In der SPD rumort es nach der erneuten Wahlniederlage in Rheinland-Pfalz am Sonntag. Spitzenkandidat Alexander Schweitzer hatte mit seiner Partei dort laut vorläufigem Ergebnis nur schwache 25,9 Prozent der Stimmen geholt – ein Absturz um fast zehn Prozentpunkte. Nach 35 Jahren in SPD-Hand wird die Staatskanzlei in Mainz damit künftig wohl wieder von der CDU besetzt.
Eine ursprünglich für den heutigen Vormittag geplante gemeinsame Pressekonferenz und Blumenübergabe der SPD-Bundeschefs Lars Klingbeil und Bärbel Bas mit Schweitzer wird nun nicht stattfinden. Der für 11.15 Uhr angesetzte Termin in Berlin wurde »aufgrund kurzfristig eingetretener Terminänderungen« abgesagt, hieß es von der Partei. Stattdessen kündigte die SPD eine Stellungnahme der Parteivorsitzenden an. Laut der Nachrichtenagentur AFP wollen die beiden dabei auch Fragen der Presse beantworten.
Nach dem miserablen Ergebnis bei der Landtagswahl in Baden-Württemberg, wo die SPD nur knapp den Sprung über die Fünfprozenthürde geschafft hatte, setzte es in Rheinland-Pfalz nun den nächsten Tiefschlag. Bereits kurz nach den ersten Prognosen hatten SPD-Vertreter einen Wechsel an der Bundesspitze ins Spiel gebracht.
Im SPIEGEL forderte etwa die niedersächsische SPD-Landtagsabgeordnete Doris Schröder-Köpf die SPD-Chefs Lars Klingbeil und Bärbel Bas zum Rücktritt auf . »An der SPD-Spitze sehe ich – als alleinige Vorsitzende – die erfolgreiche Ministerpräsidentin Anke Rehlinger«, sagte Schröder-Köpf mit Blick auf die saarländische Regierungschefin. »Sie ist nicht Teil des Kabinetts, ein Vorteil in der jetzigen Situation und ›nah bei den Leuten‹, was für die zu diskutierende künftige inhaltliche Ausrichtung wichtig ist«, sagte Schröder-Köpf über die saarländische Landeschefin.

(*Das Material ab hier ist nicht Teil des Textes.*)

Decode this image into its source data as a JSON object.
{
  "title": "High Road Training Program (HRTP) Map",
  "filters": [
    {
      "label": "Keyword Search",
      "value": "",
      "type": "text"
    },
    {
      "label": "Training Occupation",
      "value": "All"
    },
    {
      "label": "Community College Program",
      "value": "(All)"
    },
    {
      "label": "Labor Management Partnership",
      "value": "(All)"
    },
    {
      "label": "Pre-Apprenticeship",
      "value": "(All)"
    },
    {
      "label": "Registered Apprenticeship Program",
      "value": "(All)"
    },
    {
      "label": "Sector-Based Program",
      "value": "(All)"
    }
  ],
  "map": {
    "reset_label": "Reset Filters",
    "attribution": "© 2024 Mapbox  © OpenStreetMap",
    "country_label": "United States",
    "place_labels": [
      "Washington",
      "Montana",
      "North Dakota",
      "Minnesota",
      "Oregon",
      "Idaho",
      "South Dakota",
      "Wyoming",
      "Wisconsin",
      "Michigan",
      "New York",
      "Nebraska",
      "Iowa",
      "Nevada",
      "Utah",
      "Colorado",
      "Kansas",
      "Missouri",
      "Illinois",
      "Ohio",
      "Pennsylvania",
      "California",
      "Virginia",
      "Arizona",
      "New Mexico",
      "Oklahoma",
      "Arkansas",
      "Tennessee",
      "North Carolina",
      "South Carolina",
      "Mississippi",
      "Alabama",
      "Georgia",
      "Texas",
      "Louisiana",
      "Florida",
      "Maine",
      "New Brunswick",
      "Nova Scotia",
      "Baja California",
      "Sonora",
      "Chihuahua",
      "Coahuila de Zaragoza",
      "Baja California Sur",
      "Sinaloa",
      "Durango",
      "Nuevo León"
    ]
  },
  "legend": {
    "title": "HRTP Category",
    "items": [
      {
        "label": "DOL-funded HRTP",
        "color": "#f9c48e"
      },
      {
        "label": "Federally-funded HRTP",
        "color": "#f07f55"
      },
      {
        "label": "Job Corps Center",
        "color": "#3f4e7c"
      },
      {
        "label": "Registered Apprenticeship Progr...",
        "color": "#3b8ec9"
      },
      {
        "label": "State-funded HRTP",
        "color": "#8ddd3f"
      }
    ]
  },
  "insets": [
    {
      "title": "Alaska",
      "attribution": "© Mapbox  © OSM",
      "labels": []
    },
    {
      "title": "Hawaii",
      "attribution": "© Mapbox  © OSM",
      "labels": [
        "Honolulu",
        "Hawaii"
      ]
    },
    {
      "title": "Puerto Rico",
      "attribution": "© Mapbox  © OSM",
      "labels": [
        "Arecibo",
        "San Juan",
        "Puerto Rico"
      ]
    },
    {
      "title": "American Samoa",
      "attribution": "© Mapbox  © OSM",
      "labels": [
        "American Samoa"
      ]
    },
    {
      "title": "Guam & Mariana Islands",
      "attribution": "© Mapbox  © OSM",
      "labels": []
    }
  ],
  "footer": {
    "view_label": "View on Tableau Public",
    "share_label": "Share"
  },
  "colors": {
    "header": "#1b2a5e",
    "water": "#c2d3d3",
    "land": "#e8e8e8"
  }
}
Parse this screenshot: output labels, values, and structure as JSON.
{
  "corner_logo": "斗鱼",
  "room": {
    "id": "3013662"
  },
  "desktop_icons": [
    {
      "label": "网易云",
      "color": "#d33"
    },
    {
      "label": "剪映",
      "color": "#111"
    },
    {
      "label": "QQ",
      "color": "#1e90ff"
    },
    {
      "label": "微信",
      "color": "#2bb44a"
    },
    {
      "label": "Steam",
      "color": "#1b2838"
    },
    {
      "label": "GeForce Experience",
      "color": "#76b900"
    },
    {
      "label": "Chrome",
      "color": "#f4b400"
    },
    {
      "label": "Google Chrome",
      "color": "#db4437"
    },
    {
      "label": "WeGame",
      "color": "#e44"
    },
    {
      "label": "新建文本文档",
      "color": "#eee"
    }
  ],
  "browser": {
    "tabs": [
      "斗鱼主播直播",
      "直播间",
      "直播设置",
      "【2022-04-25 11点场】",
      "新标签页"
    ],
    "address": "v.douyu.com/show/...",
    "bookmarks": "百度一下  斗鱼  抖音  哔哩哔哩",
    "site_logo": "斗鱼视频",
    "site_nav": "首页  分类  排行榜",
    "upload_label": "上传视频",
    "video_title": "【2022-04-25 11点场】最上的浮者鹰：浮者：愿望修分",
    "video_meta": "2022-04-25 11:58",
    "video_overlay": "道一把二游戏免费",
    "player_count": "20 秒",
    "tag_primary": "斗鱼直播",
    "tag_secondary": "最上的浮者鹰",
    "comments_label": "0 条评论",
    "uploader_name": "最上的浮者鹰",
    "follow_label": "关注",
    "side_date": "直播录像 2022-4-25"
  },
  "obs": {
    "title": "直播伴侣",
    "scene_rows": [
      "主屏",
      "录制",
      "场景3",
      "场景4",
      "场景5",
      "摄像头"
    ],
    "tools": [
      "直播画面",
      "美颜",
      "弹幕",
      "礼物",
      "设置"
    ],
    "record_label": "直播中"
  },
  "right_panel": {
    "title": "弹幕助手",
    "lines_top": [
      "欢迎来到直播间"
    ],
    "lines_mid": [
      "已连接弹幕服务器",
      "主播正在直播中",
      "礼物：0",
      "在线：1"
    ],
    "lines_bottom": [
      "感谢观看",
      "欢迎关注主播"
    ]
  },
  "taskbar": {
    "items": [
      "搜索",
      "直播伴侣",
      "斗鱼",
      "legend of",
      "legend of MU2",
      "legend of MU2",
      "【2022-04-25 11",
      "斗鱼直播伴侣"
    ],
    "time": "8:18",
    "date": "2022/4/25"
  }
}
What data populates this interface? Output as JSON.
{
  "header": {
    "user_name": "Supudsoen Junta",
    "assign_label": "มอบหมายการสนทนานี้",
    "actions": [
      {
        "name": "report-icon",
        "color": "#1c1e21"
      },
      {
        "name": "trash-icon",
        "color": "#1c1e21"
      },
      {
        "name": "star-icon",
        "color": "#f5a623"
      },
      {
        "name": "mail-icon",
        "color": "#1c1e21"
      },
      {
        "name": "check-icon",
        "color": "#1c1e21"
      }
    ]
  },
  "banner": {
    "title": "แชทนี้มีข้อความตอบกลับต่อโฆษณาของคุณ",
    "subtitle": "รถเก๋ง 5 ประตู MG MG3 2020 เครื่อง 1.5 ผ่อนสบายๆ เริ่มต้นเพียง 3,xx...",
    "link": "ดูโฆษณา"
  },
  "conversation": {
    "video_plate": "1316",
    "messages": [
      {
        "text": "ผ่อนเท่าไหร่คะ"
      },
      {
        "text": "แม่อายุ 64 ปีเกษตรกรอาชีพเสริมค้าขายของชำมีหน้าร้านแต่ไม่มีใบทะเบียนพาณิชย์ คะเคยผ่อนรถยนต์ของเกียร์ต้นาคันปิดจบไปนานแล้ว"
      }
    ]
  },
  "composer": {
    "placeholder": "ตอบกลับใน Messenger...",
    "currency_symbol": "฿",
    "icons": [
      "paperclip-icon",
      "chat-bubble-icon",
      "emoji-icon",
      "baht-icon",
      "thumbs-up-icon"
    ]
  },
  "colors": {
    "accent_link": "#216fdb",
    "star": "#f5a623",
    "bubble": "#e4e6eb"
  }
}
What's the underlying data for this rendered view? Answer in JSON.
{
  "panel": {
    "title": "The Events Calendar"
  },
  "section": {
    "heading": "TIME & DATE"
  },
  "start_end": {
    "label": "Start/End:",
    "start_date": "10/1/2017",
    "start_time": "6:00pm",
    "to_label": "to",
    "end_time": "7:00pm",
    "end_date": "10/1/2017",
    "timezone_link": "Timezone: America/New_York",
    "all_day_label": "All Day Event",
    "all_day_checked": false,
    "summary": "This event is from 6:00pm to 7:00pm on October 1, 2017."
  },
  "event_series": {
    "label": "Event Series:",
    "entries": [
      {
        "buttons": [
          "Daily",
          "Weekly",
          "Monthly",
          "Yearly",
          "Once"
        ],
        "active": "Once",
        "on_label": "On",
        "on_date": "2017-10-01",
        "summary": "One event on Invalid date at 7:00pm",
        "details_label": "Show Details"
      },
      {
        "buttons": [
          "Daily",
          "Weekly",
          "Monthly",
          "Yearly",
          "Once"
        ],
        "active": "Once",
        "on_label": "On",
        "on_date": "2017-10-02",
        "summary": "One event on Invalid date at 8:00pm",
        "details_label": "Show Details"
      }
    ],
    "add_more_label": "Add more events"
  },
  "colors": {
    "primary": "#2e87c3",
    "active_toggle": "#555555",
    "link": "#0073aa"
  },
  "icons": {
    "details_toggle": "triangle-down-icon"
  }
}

Bundesverteidigungsminister Boris Pistorius – Schröder-Köpfs früherer Lebensgefährte – solle von Bundesfinanzminister Klingbeil das Amt des Vizekanzlers übernehmen.
Pistorius und Rehlinger wollen nicht in erste Reihe
Pistorius wies dies jedoch zurück: »Weder in der Partei, noch in der Koalition brauchen wir jetzt eine Personaldiskussion. Das wäre unverantwortlich, und ich stehe dafür nicht zur Verfügung.« Rehlinger mahnte nach der Wahlschlappe in Rheinland-Pfalz zwar Konsequenzen und eine schonungslose Aufarbeitung der eigenen Fehler an. »So kann es nicht weitergehen«, sagte Rehlinger. In Berlin als Parteivorsitzende an einer Neuaufstellung der Partei mitwirken will sie aber offenbar nicht. »Ich will vor allem auch Ministerpräsidentin nach der nächsten Landtagswahl bleiben«, betonte sie. Auch damit helfe sie ihrer Partei. Rehlinger sagte, beim Vorsitzendenamt sei es sinnvoll, das mit voller Kraft in Berlin zu tun und nicht als »Teilzeitkraft«.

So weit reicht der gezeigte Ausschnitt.